I gave examples of prominent investors -- present and past -- that have made small fortunes from investing in companies during periods of maximum pessimism. I noted the example of Warren Buffett investing in the Washington Post (WPO) in the 1970s when media stocks were hated by the market. This week, WPO announced the sale of the flagship paper for $250 million and it is estimated that Buffett has made a 9000% return over the last 40 years.
Today, I will throw a few names that are trading at pessimistic prices, perhaps setting up the opportunity for extraordinary returns over the next few years. Investing in out-of-favor businesses requires a greater degree of patience, provided that the company has the ingredients to resurrect itself. Many businesses can enter a period of permanent decline, such as Eastman Kodak, and are best avoided.

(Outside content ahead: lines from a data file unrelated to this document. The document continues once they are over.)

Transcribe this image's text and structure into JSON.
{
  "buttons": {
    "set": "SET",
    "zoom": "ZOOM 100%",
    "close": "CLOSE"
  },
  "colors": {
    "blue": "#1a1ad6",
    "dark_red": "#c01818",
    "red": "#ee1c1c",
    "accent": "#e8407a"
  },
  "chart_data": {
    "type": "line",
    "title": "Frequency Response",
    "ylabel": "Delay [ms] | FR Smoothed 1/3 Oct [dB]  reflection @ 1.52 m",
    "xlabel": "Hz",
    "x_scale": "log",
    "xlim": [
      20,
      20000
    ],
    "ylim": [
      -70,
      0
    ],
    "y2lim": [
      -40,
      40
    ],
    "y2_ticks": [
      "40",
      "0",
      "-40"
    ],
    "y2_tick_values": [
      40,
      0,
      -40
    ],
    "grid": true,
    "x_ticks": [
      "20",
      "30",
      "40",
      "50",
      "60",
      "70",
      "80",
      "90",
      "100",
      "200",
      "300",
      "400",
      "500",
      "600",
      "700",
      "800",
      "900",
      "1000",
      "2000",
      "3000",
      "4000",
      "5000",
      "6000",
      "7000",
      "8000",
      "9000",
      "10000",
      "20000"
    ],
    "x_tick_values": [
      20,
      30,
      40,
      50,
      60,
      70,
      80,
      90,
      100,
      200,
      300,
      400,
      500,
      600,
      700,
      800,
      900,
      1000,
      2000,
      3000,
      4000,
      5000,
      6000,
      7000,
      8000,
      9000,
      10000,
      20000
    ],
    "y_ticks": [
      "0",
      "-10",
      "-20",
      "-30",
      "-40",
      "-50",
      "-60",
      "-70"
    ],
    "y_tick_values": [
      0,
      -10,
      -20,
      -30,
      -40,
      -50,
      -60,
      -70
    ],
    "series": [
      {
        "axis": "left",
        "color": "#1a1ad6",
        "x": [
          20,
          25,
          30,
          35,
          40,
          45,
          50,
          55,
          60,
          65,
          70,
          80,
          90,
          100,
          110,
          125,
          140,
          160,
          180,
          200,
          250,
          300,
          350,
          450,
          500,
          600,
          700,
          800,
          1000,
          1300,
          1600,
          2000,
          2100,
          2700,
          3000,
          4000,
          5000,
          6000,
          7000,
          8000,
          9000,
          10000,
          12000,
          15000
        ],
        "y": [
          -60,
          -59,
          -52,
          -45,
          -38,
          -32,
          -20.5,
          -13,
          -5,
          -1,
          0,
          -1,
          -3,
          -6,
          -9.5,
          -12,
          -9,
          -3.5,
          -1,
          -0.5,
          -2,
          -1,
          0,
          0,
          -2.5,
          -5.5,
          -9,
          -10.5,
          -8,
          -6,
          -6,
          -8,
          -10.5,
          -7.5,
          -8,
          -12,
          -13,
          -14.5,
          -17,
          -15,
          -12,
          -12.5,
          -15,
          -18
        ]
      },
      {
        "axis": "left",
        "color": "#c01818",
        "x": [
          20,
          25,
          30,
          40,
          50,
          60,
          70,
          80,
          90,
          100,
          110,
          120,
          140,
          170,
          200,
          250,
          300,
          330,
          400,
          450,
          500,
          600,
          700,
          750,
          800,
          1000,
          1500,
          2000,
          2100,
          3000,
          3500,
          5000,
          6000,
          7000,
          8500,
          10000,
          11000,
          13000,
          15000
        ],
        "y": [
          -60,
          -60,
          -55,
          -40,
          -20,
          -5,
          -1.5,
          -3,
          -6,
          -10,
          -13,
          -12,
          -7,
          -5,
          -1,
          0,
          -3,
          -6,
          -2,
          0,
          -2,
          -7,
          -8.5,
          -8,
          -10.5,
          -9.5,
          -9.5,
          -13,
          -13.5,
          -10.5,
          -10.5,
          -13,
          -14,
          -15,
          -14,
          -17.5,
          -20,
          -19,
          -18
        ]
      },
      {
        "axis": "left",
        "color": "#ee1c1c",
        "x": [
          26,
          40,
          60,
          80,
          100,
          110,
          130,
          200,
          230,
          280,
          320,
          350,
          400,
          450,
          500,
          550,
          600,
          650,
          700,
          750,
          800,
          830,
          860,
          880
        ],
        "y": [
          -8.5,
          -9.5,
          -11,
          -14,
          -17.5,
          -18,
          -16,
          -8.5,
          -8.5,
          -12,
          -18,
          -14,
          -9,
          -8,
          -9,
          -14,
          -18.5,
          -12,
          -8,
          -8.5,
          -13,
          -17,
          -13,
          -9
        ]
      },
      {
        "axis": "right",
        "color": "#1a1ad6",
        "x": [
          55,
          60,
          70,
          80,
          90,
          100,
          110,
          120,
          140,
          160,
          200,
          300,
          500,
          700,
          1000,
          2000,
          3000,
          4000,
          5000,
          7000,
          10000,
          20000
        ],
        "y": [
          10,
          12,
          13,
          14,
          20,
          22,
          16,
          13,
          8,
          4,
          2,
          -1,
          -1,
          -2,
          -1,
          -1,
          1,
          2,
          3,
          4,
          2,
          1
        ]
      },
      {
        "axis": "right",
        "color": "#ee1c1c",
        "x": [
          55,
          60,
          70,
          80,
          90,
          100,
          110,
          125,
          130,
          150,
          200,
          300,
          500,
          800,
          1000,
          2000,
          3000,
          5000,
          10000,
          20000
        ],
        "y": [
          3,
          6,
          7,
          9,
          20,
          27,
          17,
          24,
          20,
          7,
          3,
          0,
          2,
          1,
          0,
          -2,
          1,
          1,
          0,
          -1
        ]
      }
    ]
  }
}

But a name like McDermott International (MDR) is perhaps a different story. The company specializes in the engineering and installation of complex offshore oil and gas projects. Business has been tough in this industry for the past couple of years as regulation has put a chokehold on offshore drilling projects. Shares trade for $7, or a market cap of $1.6 billion. Earnings per share are expected to reach 80 cents in 2014, up from 43 cents this year.
McDermott has a clean balance sheet showing $100 million in debt and nearly $500 million in cash. Book value per share is $8. You don't have to go too far back to find a $30 share price attached to McDermott.
A lot of buzz recently surrounded the fertilizer industry when news that one of the two global cartels was breaking up. That would have the effect of reducing by 20% or more the prices of potash -- one of the three main plant nutrients. The immediate market reaction was the decline in fertilizer stocks by 20% or more. Potash Corp (POT), one of the largest fertilizer companies in the world, has seen its share price fall by over 25% the past two weeks.
It's true that if potash market prices drop, all else being equal, potash sellers will make less money. But one needs to look at the entire picture. It has now become much more difficult for any company, like BHP Billiton (BHP), which is constructing a multi-billion dollar greenfield potash plant, to make the numbers work.
I believe the threat of future new capacity coming may be a little premature. In the meantime, Potash has a collection of assets that are irreplaceable. And if potash makers can't make money at the new market price, capacity will shut down until money is made. Potash Corp is the lowest cost producer, so it will be first in line to make money.
Mosaic (MOS), another big player in fertilizer but with less exposure to potash, also fell hard on the news. Trading at $41 a share, the company has a market cap of $17.3 billion and a balance sheet with nearly $3 billion in net cash. The price drop has also created a 2.4% yield, and Mosaic is likely to boost that dividend over time.
It's not silly to say that investing is part art. You have to envision a future scenario in which some of these battered companies can regain what they lost as they redevelop their businesses. If that scenario is justified by analysis and rational reasoning, then buying at battered prices is likely to be more rewarding than harmful.